Sospechaba que pudiera estar molesto, pero no que le resultara tan difícil. La verdad es que cuando los escritores plasmamos las historias no nos paramos a pensar cuánto hay de nosotros en ellas. Tan sólo nos damos cuenta una vez que las hemos terminado y, en ocasiones, ni siquiera en esos momentos. Pero los lectores que nos conocen pueden apreciar retazos de nuestra alma en ellas. Pedacitos de nosotros que vamos dejando en las páginas.
Agacho la cabeza, con una sensación de nostalgia que, aunque no es del todo desagradable, me provoca, no obstante, un extraño vacío. No estaba tan mal tener a Germán como editor. Me hacía sentir bien porque la culpabilidad desaparecía. Sin embargo, ahora no puedo evitar sentirme rara. Y no sé qué debo hacer. Germán se va este próximo jueves a Barcelona, e imagino que tardará en volver. En su correo no había ninguna indirecta para quedar ni nada por el estilo, así que supongo que ésta ha sido su manera de despedirse. Pero, no sé por qué, ahora mismo no me basta. No puedo dejar que se vaya sin saber que está bien.
Me quedo un buen rato pensativa, hasta que Héctor regresa de su mañana de ejercicio, me saluda con un fuerte y cariñoso beso y se dirige a la ducha. Luego, mientras él hace la comida, continúo en mi despacho, fingiendo que escribo aunque, en realidad, estoy meditando acerca de qué hacer con Germán. Le escribo un correo en menos de dos minutos.

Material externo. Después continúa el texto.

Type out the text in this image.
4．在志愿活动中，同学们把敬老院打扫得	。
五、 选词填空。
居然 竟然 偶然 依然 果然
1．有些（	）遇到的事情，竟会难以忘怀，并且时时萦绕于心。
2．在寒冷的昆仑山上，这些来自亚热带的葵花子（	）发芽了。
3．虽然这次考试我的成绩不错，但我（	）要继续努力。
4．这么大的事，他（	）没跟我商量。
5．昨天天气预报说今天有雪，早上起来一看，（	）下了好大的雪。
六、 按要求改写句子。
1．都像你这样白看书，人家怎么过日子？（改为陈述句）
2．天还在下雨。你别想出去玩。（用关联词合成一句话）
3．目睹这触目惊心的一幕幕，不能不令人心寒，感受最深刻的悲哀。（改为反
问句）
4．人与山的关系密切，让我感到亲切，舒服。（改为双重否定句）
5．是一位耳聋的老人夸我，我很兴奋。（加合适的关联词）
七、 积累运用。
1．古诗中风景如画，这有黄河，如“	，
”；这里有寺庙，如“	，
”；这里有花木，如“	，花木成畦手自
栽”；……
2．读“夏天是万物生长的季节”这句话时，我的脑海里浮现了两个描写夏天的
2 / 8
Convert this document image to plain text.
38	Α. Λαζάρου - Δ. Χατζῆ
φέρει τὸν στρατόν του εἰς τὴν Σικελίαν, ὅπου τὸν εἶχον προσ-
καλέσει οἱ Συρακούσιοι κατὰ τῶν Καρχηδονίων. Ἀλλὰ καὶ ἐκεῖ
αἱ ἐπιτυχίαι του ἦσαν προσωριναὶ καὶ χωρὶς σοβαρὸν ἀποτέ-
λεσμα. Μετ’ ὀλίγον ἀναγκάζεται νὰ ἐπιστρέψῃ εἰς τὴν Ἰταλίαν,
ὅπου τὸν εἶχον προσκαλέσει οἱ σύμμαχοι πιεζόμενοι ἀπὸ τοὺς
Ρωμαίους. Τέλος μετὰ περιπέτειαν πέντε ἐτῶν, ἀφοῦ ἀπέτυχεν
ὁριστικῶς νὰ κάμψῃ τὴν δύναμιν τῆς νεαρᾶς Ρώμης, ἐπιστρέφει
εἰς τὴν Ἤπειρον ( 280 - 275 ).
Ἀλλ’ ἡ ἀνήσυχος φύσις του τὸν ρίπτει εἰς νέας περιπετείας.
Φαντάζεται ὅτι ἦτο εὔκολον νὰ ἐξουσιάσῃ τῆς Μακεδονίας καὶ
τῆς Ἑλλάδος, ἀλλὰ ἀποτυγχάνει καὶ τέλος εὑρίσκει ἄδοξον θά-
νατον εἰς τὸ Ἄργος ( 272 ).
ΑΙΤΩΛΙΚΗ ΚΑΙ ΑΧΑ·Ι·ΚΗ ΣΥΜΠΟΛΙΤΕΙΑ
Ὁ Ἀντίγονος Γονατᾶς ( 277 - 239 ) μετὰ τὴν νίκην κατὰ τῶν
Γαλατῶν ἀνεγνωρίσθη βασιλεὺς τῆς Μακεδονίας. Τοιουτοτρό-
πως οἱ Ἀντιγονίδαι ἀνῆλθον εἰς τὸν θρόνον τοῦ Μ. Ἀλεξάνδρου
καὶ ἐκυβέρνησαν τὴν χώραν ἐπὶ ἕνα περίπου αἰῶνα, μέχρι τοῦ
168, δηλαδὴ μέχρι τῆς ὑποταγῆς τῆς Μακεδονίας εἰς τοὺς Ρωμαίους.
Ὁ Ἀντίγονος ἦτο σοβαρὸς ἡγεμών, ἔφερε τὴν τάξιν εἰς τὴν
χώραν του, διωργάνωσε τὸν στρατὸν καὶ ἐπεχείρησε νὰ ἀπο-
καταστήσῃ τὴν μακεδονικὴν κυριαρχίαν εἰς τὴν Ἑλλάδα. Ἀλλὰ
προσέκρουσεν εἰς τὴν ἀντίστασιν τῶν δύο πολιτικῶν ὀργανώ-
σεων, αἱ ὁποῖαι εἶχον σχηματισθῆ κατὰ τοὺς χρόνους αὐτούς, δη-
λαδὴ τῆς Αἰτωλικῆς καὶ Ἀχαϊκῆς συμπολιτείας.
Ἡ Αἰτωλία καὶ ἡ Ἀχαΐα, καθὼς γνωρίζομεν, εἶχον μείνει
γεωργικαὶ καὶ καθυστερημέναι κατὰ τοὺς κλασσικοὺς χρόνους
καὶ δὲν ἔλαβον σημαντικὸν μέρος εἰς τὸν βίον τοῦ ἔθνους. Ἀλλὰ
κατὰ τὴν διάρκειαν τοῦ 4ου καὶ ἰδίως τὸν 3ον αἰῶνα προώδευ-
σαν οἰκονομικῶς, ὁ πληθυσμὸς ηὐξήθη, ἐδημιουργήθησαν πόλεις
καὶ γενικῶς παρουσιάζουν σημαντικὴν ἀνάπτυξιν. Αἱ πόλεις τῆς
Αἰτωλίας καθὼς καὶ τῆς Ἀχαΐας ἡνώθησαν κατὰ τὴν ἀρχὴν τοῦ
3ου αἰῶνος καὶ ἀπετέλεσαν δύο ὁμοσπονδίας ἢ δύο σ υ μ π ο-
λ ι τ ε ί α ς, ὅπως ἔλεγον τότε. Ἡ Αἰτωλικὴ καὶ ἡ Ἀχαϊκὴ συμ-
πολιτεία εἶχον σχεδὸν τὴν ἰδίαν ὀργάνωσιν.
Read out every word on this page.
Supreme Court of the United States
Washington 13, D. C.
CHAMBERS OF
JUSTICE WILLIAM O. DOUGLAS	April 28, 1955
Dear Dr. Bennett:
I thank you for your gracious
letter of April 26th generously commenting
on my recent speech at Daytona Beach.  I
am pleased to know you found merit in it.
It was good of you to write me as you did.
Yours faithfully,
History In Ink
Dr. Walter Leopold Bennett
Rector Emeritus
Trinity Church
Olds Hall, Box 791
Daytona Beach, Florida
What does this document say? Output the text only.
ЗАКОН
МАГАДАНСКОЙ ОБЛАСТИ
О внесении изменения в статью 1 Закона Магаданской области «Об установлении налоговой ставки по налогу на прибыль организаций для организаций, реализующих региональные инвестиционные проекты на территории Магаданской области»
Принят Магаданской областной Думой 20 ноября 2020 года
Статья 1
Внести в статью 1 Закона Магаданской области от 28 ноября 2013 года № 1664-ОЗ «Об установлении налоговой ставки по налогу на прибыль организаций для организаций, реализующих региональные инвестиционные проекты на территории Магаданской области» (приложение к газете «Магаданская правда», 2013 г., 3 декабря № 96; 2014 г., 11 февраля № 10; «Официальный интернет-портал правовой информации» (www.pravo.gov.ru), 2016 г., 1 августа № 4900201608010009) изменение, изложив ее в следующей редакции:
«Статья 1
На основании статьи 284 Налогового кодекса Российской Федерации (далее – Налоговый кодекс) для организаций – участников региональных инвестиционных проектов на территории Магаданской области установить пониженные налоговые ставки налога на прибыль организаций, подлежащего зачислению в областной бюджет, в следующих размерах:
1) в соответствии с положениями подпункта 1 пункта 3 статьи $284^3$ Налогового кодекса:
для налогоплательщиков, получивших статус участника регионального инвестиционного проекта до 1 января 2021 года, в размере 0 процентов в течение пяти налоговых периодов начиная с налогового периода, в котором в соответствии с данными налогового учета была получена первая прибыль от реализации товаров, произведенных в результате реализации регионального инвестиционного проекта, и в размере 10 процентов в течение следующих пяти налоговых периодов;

De: melissapolanco@gmail.com
Asunto: ¿No nos despedimos?
Querido Germán:
¿Por qué no quedamos antes de que te vayas, nos tomamos un café y nos despedimos?
Un abrazo,
Melissa
Sin embargo, tras releerlo me doy cuenta de que estoy siendo demasiado amable; quizá me esté colando. Si él no me ha propuesto quedar, por algo será. No debería pedírselo yo, así que borro el correo y me dispongo a escribirle otro.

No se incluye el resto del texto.